The number is small in market terms; the signal is the point. The central parity rate is the daily reference point around which China's onshore yuan trades, so a sequence of weaker fixings gives investors a window into how much exchange-rate pressure Beijing is willing to absorb rather than resist.

CFETS says it calculates and publishes the central parity rate of the renminbi against the dollar and other major currencies each business day. For the dollar rate, it asks market makers for prices before the domestic foreign-exchange market opens, with those banks referring to the previous day's interbank close, supply and demand, and moves in major currencies. CFETS then excludes the highest and lowest offers and calculates a weighted average of the rest.

The latest week shows a controlled drift rather than a break. CFETS data put the USD/CNY fixing at 6.8108 on 16 June, 6.8096 on 17 June, 6.8130 on 18 June, 6.8150 on 22 June, 6.8171 on 23 June and 6.8195 on 24 June. A higher USD/CNY number means more yuan per dollar, or a weaker yuan fixing against the dollar.
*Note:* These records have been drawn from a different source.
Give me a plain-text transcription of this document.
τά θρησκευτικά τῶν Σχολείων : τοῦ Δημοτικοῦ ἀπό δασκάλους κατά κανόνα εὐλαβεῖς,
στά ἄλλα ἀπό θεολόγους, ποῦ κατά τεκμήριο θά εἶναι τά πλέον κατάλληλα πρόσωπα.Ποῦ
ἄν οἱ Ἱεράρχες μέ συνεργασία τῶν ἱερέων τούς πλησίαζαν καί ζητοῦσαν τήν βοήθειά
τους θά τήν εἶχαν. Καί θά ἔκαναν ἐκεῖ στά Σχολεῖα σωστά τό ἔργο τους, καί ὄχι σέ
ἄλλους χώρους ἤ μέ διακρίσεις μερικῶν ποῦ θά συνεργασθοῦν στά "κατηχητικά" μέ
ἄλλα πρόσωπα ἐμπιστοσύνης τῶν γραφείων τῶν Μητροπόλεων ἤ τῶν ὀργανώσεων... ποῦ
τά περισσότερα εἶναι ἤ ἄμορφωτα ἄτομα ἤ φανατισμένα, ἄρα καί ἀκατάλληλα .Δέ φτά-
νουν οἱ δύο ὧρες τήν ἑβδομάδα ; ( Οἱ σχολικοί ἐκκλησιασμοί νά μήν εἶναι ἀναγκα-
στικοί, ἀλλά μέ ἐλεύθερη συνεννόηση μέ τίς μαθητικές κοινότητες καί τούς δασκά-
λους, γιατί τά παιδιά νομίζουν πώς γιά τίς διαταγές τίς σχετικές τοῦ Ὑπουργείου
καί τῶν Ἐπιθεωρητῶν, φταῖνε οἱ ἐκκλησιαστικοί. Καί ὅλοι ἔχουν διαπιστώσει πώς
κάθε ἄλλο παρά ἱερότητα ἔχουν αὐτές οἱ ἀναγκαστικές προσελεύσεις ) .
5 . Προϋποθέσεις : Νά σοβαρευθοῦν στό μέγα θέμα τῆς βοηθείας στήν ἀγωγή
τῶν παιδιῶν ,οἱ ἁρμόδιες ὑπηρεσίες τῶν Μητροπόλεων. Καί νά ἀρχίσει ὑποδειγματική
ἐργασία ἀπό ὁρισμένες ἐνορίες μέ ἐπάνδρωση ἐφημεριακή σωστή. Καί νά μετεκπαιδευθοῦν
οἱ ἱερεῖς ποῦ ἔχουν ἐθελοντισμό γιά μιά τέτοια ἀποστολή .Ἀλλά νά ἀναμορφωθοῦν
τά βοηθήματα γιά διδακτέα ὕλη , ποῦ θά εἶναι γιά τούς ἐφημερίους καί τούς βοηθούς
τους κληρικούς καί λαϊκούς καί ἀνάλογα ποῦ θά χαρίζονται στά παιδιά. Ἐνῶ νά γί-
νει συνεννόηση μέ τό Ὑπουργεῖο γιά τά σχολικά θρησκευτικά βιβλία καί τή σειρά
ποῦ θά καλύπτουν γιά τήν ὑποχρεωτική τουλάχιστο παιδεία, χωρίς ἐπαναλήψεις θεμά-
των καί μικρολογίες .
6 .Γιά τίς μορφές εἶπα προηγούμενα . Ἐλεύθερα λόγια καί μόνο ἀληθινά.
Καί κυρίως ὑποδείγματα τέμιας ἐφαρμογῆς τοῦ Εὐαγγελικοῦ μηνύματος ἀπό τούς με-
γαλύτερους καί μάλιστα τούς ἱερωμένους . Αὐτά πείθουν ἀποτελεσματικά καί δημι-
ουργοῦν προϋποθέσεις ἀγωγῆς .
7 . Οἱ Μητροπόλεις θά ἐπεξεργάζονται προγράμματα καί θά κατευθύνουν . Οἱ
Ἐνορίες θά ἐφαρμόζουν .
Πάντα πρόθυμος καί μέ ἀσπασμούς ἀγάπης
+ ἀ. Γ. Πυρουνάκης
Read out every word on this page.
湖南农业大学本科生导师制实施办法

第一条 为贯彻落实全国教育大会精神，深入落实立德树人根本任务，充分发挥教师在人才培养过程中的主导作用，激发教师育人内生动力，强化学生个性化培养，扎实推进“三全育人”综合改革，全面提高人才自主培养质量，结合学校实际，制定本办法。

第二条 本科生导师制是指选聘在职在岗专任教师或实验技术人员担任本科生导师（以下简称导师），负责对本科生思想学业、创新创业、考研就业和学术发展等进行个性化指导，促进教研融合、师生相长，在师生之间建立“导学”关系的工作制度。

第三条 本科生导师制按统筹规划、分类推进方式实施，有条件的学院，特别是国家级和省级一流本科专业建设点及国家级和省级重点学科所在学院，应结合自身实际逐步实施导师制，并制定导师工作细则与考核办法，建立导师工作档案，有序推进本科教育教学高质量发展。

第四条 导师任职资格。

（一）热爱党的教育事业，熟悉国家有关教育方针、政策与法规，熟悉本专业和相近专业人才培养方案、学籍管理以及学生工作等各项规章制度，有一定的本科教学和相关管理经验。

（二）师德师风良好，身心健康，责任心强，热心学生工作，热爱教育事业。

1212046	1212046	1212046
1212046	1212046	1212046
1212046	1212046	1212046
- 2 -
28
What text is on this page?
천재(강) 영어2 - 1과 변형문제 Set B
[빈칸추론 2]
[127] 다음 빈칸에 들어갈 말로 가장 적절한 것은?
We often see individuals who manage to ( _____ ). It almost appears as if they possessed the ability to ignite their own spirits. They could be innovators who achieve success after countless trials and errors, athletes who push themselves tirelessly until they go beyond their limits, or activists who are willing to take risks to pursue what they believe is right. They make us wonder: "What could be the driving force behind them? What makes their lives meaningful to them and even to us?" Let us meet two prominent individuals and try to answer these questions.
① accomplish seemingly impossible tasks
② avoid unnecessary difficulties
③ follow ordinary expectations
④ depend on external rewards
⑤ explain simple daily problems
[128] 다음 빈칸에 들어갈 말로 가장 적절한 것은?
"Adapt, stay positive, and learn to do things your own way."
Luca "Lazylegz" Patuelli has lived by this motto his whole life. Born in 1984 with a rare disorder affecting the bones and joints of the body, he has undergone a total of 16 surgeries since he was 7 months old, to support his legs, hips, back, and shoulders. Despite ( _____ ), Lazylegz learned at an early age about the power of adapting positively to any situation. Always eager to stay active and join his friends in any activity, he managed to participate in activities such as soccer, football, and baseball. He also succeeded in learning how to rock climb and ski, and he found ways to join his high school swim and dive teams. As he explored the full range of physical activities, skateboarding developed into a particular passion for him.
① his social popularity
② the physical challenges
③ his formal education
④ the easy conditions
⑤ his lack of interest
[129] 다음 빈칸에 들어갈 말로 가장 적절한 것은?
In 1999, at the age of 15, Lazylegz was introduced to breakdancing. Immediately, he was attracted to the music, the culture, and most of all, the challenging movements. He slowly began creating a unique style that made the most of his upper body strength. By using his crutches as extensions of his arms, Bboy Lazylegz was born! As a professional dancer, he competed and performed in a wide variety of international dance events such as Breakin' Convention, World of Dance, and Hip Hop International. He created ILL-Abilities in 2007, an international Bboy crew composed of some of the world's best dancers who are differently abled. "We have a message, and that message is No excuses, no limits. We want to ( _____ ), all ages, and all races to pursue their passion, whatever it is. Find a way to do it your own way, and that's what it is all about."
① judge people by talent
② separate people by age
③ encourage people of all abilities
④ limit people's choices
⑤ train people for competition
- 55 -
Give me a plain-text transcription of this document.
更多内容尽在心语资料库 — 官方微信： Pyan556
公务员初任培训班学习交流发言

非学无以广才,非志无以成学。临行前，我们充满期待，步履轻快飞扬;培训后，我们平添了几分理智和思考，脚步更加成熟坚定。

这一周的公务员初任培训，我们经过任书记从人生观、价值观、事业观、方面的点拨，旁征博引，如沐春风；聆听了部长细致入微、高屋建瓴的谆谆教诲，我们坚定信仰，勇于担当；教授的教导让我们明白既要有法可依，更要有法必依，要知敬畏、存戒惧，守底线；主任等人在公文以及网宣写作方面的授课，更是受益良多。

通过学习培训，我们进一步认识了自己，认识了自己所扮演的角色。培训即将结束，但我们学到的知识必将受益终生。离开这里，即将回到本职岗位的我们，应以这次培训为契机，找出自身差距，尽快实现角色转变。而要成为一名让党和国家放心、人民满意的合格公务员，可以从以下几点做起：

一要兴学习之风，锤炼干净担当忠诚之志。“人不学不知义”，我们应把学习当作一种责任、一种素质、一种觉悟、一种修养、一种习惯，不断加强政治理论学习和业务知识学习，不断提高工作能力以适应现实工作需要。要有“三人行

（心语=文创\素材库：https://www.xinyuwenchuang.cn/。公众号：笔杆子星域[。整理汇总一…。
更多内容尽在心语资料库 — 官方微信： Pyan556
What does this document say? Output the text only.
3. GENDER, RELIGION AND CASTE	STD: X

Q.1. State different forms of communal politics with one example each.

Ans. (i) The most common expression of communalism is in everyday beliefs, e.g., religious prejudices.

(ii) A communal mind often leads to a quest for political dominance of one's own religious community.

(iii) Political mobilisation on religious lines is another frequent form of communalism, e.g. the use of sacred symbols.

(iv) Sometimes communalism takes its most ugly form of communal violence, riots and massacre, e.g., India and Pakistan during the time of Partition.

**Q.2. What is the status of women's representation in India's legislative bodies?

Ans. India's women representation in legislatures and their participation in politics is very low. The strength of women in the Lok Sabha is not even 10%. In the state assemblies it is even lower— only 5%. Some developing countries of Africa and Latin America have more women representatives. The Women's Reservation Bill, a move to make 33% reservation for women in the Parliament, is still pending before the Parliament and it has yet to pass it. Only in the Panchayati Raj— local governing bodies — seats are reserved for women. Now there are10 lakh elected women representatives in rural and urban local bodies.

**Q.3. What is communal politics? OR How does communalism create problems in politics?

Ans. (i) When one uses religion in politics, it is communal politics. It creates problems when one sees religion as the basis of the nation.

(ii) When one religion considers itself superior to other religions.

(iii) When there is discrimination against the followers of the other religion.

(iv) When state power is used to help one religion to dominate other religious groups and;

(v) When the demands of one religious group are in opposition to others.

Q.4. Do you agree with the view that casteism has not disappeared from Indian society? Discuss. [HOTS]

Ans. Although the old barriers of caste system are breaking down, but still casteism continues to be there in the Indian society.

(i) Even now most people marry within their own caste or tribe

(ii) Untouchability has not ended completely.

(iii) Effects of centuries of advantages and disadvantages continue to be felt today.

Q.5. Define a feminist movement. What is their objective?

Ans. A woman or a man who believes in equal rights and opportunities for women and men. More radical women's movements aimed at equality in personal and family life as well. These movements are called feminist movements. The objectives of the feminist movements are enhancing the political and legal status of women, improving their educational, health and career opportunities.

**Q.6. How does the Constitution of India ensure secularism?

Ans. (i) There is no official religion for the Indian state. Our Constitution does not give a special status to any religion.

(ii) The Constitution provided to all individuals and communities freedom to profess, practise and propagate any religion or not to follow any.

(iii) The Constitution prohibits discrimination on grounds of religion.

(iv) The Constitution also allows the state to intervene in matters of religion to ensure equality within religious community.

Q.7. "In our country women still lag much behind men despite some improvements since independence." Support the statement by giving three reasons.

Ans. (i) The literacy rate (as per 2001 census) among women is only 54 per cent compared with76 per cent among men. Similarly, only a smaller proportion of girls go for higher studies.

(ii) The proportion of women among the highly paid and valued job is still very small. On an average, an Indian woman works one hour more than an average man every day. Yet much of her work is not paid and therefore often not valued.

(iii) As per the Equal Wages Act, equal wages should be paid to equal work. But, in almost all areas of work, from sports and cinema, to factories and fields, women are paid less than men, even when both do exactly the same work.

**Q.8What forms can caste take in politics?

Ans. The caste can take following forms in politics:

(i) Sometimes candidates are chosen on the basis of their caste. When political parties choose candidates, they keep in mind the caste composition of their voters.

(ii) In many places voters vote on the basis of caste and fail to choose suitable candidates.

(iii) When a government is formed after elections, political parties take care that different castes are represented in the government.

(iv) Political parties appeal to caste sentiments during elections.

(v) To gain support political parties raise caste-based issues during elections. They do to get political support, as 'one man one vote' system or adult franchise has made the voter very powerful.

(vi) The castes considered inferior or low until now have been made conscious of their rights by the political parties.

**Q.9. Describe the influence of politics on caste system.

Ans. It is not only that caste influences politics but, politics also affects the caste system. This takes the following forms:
Line chart: China's USD/CNY central parity rate moved from 6.8108 on 16 June to 6.8195 on 24 June 2026 China USD/CNY central parity rate. Source: CFETS, 16-24 Jun 2026.

The sequence does not, by itself, prove a deliberate devaluation campaign. The Federal Reserve's latest H.10 release showed the dollar's broad index rising from 119.3158 on 15 June to 120.3958 on 18 June, while the Fed's China yuan series moved from 6.7570 to 6.7686 over the same release window. That official US data is not the same as China's daily fixing, but it supports the basic context: the dollar strengthened during the period in which the PBOC's reference rate became less supportive of the yuan.